I could see that... the book probably isn't much use to an outsider... other than it looking pretty. 



arnisador said:


> it has some philosophizing and long lists of the techniques of various ryu, followed by very brief descriptions ("Do A, then do B"). I can see where it would be a useful resource to a practitioner but the title is misleading. It's a partial Bujinkan syllabus, mixed with random thoughts and even more random photos. It's for enthusiasts only.


 
Yep, IMHO, I think that's intentional... sorta a guide for us, but not meant to TEACH the techniques/Kata listed there.  Like any other training aid, some folk will find it useful, some will not...


----------



## arnisador (Aug 9, 2008)

It is indeed fun to look through! But for a book that I found in Books-A-Million in the Martial Arts section with such a generic title, I do think it's a bit misleading not to have it more clearly indicated that it's intended for BBT practitioners and isn't truly a book on "Unarmed Fighting Techniques of The Samurai" for those interested in the same. Even taken not as a technique-teaching book, it still doesn't live up to the title in my opinion.

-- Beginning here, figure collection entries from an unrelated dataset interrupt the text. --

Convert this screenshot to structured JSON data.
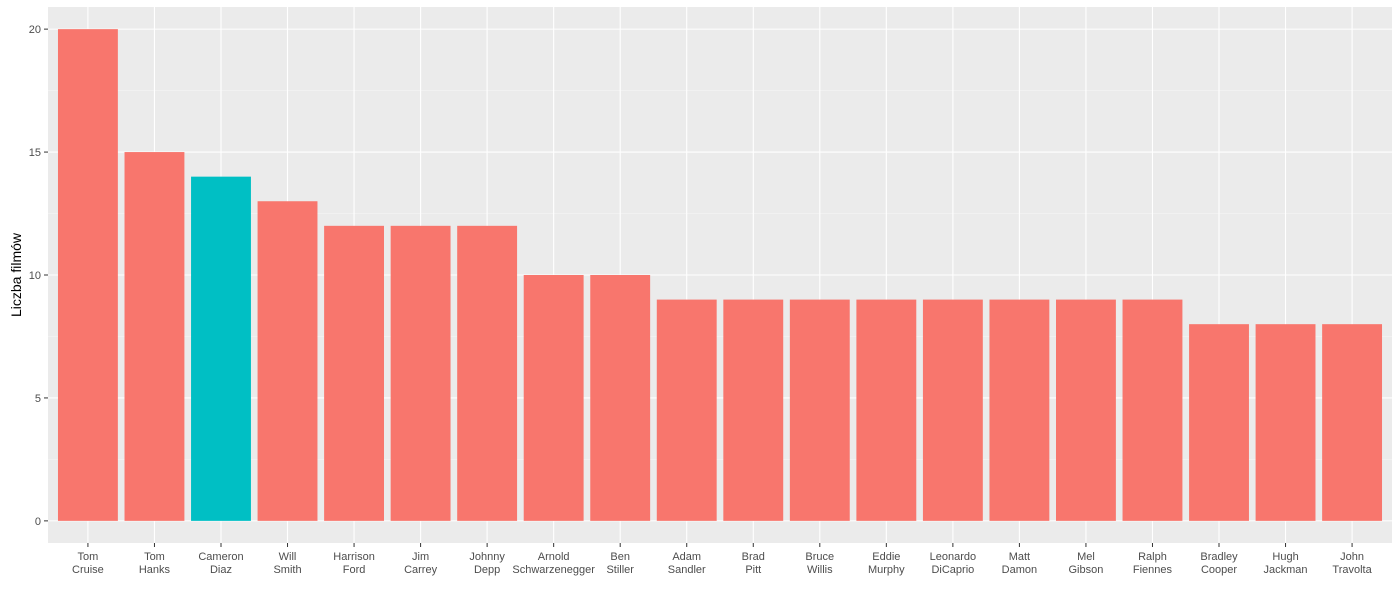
{
  "chart_data": {
    "type": "bar",
    "title": "",
    "xlabel": "",
    "ylabel": "Liczba filmów",
    "ylim": [
      -0.9,
      20.9
    ],
    "yticks": [
      0,
      5,
      10,
      15,
      20
    ],
    "grid": true,
    "categories": [
      [
        "Tom",
        "Cruise"
      ],
      [
        "Tom",
        "Hanks"
      ],
      [
        "Cameron",
        "Diaz"
      ],
      [
        "Will",
        "Smith"
      ],
      [
        "Harrison",
        "Ford"
      ],
      [
        "Jim",
        "Carrey"
      ],
      [
        "Johnny",
        "Depp"
      ],
      [
        "Arnold",
        "Schwarzenegger"
      ],
      [
        "Ben",
        "Stiller"
      ],
      [
        "Adam",
        "Sandler"
      ],
      [
        "Brad",
        "Pitt"
      ],
      [
        "Bruce",
        "Willis"
      ],
      [
        "Eddie",
        "Murphy"
      ],
      [
        "Leonardo",
        "DiCaprio"
      ],
      [
        "Matt",
        "Damon"
      ],
      [
        "Mel",
        "Gibson"
      ],
      [
        "Ralph",
        "Fiennes"
      ],
      [
        "Bradley",
        "Cooper"
      ],
      [
        "Hugh",
        "Jackman"
      ],
      [
        "John",
        "Travolta"
      ]
    ],
    "values": [
      20,
      15,
      14,
      13,
      12,
      12,
      12,
      10,
      10,
      9,
      9,
      9,
      9,
      9,
      9,
      9,
      9,
      8,
      8,
      8
    ],
    "highlighted": [
      false,
      false,
      true,
      false,
      false,
      false,
      false,
      false,
      false,
      false,
      false,
      false,
      false,
      false,
      false,
      false,
      false,
      false,
      false,
      false
    ],
    "colors": {
      "default": "#F8766D",
      "highlight": "#00BFC4",
      "panel": "#EBEBEB",
      "grid_major": "#FFFFFF",
      "grid_minor": "#F5F5F5",
      "tick": "#333333"
    }
  }
}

That having been said, I'd like to have such a specific guide for my own art from our late grandmaster!


----------



## Obi Wan Shinobi (Aug 10, 2008)

I was pleasantly surprised with the comment Soke made on Judo in the end photo of the book. This to me will be a great reference book on the Schools featured in the book. It'll be right next to my Ten Chi Jin.


----------



## arnisador (Aug 10, 2008)

Obi Wan Shinobi said:


> I was pleasantly surprised with the comment Soke made on Judo in the end photo of the book.



I noticed that too! It was a nice thing for him to comment so well on another art in his own book.


----------